In episode 2, “The Masque of the Red Death”, in a scene set in 1980, the younger version of Roderick Usher (Zach Gilford) and his sister Madeline (Willa Fitzgerald) discuss the technology. The brilliant and devious Madeline comments on mathematics and technology: “An algorithm is just a finite sequence of all the defined instructions for solving a problem or performing a calculation. But in the future, with computers, we could use them for anything. Financial markets, investments, predictive medicine. Hell, an algorithm could write movies and TV shows.
Roderick looks sceptical and replies, “Not well,” and Madeline makes a chilling prediction: “You’ll see. In time, we could mimic human consciousness.
Although the scene was written and filmed well before the two WGA and SAG-AFTRA strikes, the use of AI in Hollywood is one of the unions’ key concerns. Director and screenwriter James Cameron recently spoke to CTV News about his scepticism about using AI to write successful scripts.
“I just don’t think a disembodied mind that’s just regurgitating what other disembodied minds have said is ever going to have something that’s going to move an audience,” Cameron said. “Let’s wait 20 years, and when an AI wins an Oscar for best screenplay, I think we’ll have to take it seriously.”

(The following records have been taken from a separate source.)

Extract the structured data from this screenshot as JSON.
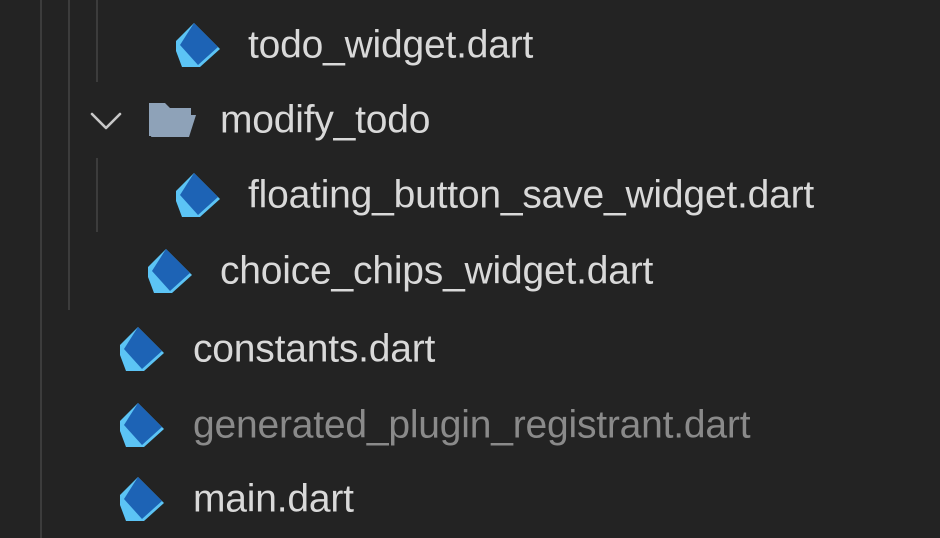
{
  "explorer": {
    "items": [
      {
        "label": "todo_widget.dart",
        "kind": "file",
        "icon": "dart-file-icon",
        "depth": 3
      },
      {
        "label": "modify_todo",
        "kind": "folder",
        "icon": "folder-open-icon",
        "expanded": true,
        "depth": 2
      },
      {
        "label": "floating_button_save_widget.dart",
        "kind": "file",
        "icon": "dart-file-icon",
        "depth": 3
      },
      {
        "label": "choice_chips_widget.dart",
        "kind": "file",
        "icon": "dart-file-icon",
        "depth": 2
      },
      {
        "label": "constants.dart",
        "kind": "file",
        "icon": "dart-file-icon",
        "depth": 1
      },
      {
        "label": "generated_plugin_registrant.dart",
        "kind": "file",
        "icon": "dart-file-icon",
        "depth": 1,
        "dimmed": true
      },
      {
        "label": "main.dart",
        "kind": "file",
        "icon": "dart-file-icon",
        "depth": 1
      }
    ]
  },
  "colors": {
    "background": "#232323",
    "text": "#d9d9d9",
    "text_dimmed": "#8a8a8a",
    "dart_light": "#5cc4f5",
    "dart_dark": "#1d63b5",
    "folder": "#8ea2b8"
  }
}
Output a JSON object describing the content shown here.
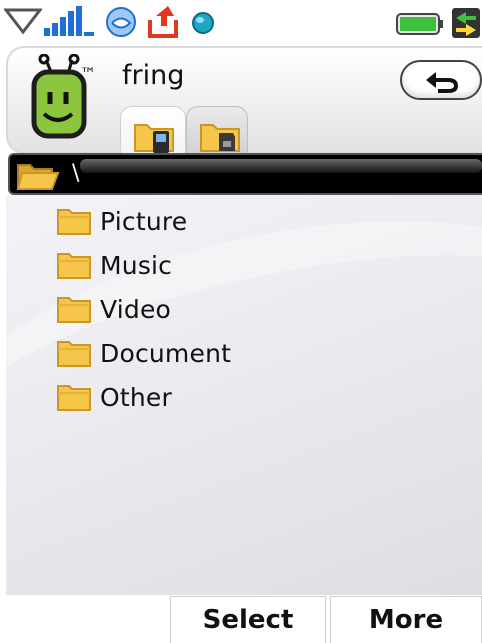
{
  "status_bar": {
    "icons": [
      "dropdown-arrow-icon",
      "signal-strength-icon",
      "messenger-icon",
      "upload-icon",
      "globe-icon",
      "battery-icon",
      "data-transfer-icon"
    ]
  },
  "header": {
    "app_name": "fring",
    "logo_mark": "™",
    "back_button_icon": "back-arrow-icon",
    "tabs": [
      {
        "icon": "phone-folder-icon",
        "active": true
      },
      {
        "icon": "memory-card-folder-icon",
        "active": false
      }
    ]
  },
  "path_bar": {
    "path": "\\"
  },
  "file_list": {
    "items": [
      {
        "label": "Picture"
      },
      {
        "label": "Music"
      },
      {
        "label": "Video"
      },
      {
        "label": "Document"
      },
      {
        "label": "Other"
      }
    ]
  },
  "softkeys": {
    "left_label": "Select",
    "right_label": "More"
  },
  "colors": {
    "folder_yellow": "#f6c64a",
    "folder_edge": "#c9962a",
    "logo_green": "#8cc63f",
    "path_bar_bg": "#000000",
    "status_blue": "#1e6fd9",
    "upload_red": "#e03a1e",
    "battery_green": "#3fbf3f"
  }
}
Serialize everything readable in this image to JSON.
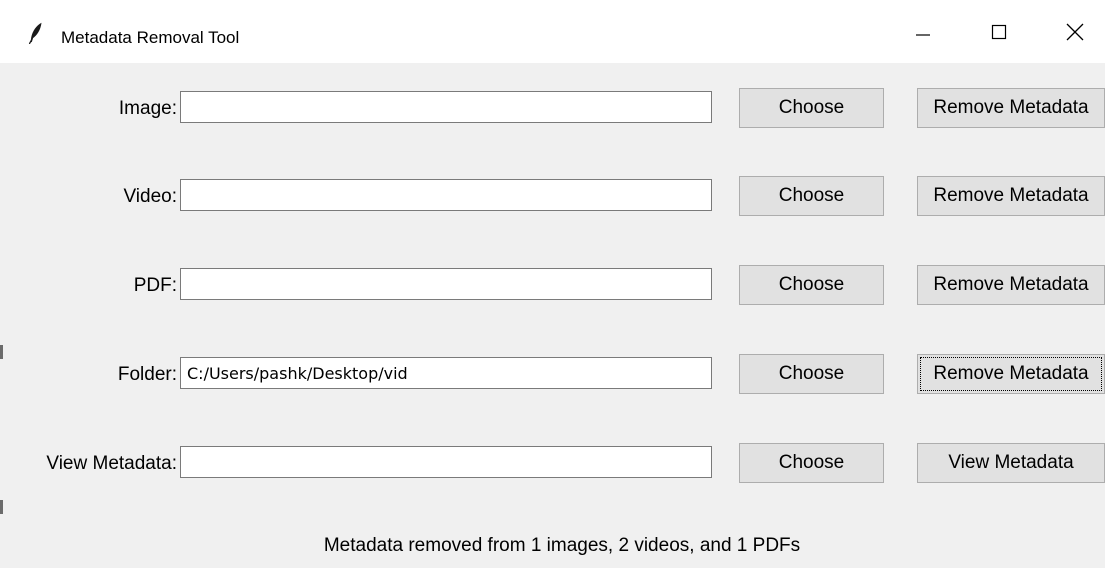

Justine Bateman, who advises SAG-AFTRA on AI issues, recently spoke to Variety about how deeply the technology could infiltrate Hollywood.
“I stress that this is an existential threat,” she said. “And if they can do it to actors, they can do it to writers, directors, cinematographers – everybody. We’re being replaced with Frankenstein spoonfuls of our own work.
All episodes of The Fall of the House of Usher are now available to watch on Netflix.